Saturday

Plan Now to Expand - How executives can make the right business decisions based on a clear view of the future.


Economist Alan Beaulieu Projects 2010 Recovery
Here’s the tough news: the next six months (March-August) will be worse than the previous six months. And the good news, we should see the economic recovery begin around March 2010 based on the monthly trend in the U.S. Industrial Production Index.
This projection, was made by economist Alan Beaulieu of the Institute for Trend Research. The information Beaulieu conveyed was geared to help executives make the right business decisions based on a clear view of the future.
Many Main Street business owners will be oblivious to the recovery as it’s happening, says Beaulieu, and won’t recognize the recovery until three to six months after it has begun. Vistage members, armed with a reliable economic forecast and actionable advice, will be able to pull ahead of those businesses that recognize the recovery too late.
Following are highlights from Beaulieu’s three-hour presentation.
Economic Projections
Based on the movement of leading economic indicators:
• The recovery will begin around March 2010, and will be so mild that most Main Street businesses won’t trust that it’s a true recovery until we are three to six months into it.

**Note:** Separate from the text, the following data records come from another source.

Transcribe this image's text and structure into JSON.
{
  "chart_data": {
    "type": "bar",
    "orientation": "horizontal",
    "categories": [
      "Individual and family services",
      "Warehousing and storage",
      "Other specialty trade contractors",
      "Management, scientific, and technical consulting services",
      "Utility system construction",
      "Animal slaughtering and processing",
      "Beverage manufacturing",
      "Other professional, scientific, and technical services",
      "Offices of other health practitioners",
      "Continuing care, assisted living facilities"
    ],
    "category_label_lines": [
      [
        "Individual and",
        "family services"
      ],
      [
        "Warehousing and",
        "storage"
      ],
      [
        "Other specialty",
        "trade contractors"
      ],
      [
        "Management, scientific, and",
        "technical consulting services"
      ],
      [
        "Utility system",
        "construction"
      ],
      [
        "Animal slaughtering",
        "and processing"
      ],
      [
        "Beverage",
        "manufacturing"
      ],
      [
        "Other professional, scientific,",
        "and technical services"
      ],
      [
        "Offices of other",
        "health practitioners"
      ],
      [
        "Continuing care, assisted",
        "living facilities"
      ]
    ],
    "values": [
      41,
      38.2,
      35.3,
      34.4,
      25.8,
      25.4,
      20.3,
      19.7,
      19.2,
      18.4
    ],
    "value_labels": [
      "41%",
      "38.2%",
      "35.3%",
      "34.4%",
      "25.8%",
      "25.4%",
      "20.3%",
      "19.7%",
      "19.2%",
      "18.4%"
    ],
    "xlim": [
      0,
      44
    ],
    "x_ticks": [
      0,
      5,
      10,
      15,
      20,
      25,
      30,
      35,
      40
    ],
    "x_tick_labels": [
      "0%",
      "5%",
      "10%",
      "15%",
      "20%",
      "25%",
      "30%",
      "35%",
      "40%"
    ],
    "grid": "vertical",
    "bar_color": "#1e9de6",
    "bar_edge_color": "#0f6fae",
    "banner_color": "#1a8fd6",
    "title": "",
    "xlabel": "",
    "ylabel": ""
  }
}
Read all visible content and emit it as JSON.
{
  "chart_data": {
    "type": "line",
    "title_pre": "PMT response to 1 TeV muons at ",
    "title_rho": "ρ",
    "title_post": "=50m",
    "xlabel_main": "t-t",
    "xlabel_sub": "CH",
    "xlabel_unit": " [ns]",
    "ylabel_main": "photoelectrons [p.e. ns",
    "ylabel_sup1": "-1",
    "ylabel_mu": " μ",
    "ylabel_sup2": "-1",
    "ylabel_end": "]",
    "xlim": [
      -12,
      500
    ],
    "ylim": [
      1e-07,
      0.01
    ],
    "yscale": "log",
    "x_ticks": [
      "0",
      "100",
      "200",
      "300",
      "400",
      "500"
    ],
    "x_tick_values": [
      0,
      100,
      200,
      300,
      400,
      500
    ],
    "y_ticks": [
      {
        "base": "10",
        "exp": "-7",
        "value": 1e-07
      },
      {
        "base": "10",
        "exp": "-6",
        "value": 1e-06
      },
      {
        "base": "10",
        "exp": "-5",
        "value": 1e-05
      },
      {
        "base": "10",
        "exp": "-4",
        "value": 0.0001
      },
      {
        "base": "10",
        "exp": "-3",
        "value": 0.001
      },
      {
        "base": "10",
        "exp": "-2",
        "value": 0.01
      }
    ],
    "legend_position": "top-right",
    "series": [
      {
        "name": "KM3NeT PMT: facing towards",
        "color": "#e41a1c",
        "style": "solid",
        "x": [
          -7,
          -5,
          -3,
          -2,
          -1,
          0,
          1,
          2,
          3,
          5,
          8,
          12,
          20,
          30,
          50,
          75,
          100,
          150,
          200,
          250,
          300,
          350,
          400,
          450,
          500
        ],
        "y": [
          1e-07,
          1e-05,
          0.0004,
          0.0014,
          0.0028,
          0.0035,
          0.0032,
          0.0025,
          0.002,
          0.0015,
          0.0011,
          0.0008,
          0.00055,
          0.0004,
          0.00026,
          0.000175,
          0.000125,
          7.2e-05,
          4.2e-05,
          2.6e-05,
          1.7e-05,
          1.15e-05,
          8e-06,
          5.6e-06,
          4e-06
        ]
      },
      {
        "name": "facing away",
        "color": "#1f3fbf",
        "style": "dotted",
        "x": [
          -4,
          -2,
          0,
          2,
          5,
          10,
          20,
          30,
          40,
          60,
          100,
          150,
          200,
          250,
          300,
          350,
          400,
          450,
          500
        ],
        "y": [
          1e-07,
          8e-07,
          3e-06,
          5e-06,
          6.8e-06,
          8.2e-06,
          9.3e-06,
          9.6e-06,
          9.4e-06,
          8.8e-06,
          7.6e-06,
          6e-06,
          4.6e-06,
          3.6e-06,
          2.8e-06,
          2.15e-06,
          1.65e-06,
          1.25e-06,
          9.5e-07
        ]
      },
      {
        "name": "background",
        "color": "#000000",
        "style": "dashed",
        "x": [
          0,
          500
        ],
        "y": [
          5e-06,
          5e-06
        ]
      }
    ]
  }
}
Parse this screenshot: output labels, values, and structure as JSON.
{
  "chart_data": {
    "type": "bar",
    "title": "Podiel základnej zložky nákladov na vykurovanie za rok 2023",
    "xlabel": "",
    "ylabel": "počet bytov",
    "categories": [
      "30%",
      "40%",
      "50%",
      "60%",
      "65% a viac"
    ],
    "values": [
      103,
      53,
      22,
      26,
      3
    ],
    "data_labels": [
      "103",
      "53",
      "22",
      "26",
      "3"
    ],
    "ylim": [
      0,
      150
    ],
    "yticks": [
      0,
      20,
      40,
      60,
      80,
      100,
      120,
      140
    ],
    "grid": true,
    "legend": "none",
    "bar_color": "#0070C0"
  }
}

• U.S. housing markets will reach a low in late 2009 or early 2010 when prices flatten out before rising again in 2011.
• Disinflation (a decrease in the rate of inflation) or deflation is likely to continue into 2010, while inflation returns in 2011-2012.
• Unemployment will peak in early 2010 above 9 percent nationally. Job growth should begin around September 2010.
• Credit conditions will improve somewhat in 2010, when we should see renewed lending at low interest rates.
• The value of the dollar against other currencies won’t change much from now through the end of the year.
Advice to Business Owners
Beaulieu recommends that business owners take the following action:
• The middle of 2010 will be a golden time to expand your operation. New and used equipment will be inexpensive, real estate will be inexpensive, interest rates will be low. Start planning your expansion now.
• Borrow as much money as you can in 2010, as conditions may not be as favorable in the years to follow.
• If you lease business space, renegotiate your contract as vacancy rates goes up later this year.
• Hire some of the exceptional talent that will be available through 2010.
• Stop activities that don’t create profit, such as a seminars, services or other things that lose money for your company.
• Eliminate products that aren’t profitable. Get rid of that which doesn’t serve your company.
• Find clients in these resilient sectors: energy, “green,” hotel/motel, water, healthcare, funeral services, alcohol, security, legal services, food distribution, water purification/distribution, electricity, natural gas distribution, education (community colleges in particular), pet products, and leisure.
• Look for clients or ways to sell your product in western Canada, Brazil, and Australia. These countries are positioned for strong future growth. Russia and China are not positioned for near-term growth.
• Review your competitive advantage. Define it and tout it.
• Lead with optimism. Be the chief cheerleader.
• Communicate your company’s future clearly.
• Exercise your courage, don’t just maintain the status quo. Take risks and be courageous.
• Celebrate victories, even small ones, with your people. Treat your best employees well or they will defect during the recovery.
• Monitor your cash position religiously and take all necessary actions to maintain a positive cash flow.
• Learn to compute your company’s “12/12 rate of change” so you can project where your revenues are going
Market Advice
There’s no huge stock market rebound on the other side of this downturn, only a long, slow climb out.
• People in their 20s and 30s should continue to put money in the market as it will have an eventual payoff.
• People within 10 years of retirement should go for safe fixed asset investments.
• Rather than buying broad-based mutual and index funds, focus on specific sectors such as alternative energy and healthcare, or companies you’re willing to invest in for the long term.
• In the post-2010 world, avoid bond funds as they will be under long-term negative pressure.
Housing Market
There is more negative housing activity to come, says Beaulieu.
• Housing prices will continue to decline, reaching a bottom around March 2010.
• Even though housing prices have a little more to fall, now through the end of 2009 is a once-in-a-lifetime opportunity to buy a house. Rarely do low interest rates align with low prices and the promise of a modest recovery two years off. There will not be a better time to buy real estate in our lives. Look for areas with strong demographics suited to an aging population.
• Home prices will begin to rise slightly in late 2010.
Foreign Markets
• Canada, Australia, and Brazil are best positioned for growth for years to come.
• China is no longer the low-cost manufacturer that it has been for the past decade. Factories are shutting down or moving to nearby countries with lower labor costs. Look for increased civil unrest and a long recession in China.
As a final thought Beaulieu reminds us: “It took only two years to crumble to where we are today, but it will take us many more years to get back to that peak. It was a bubble and you don’t recreate a bubble quickly, nor do we want to.”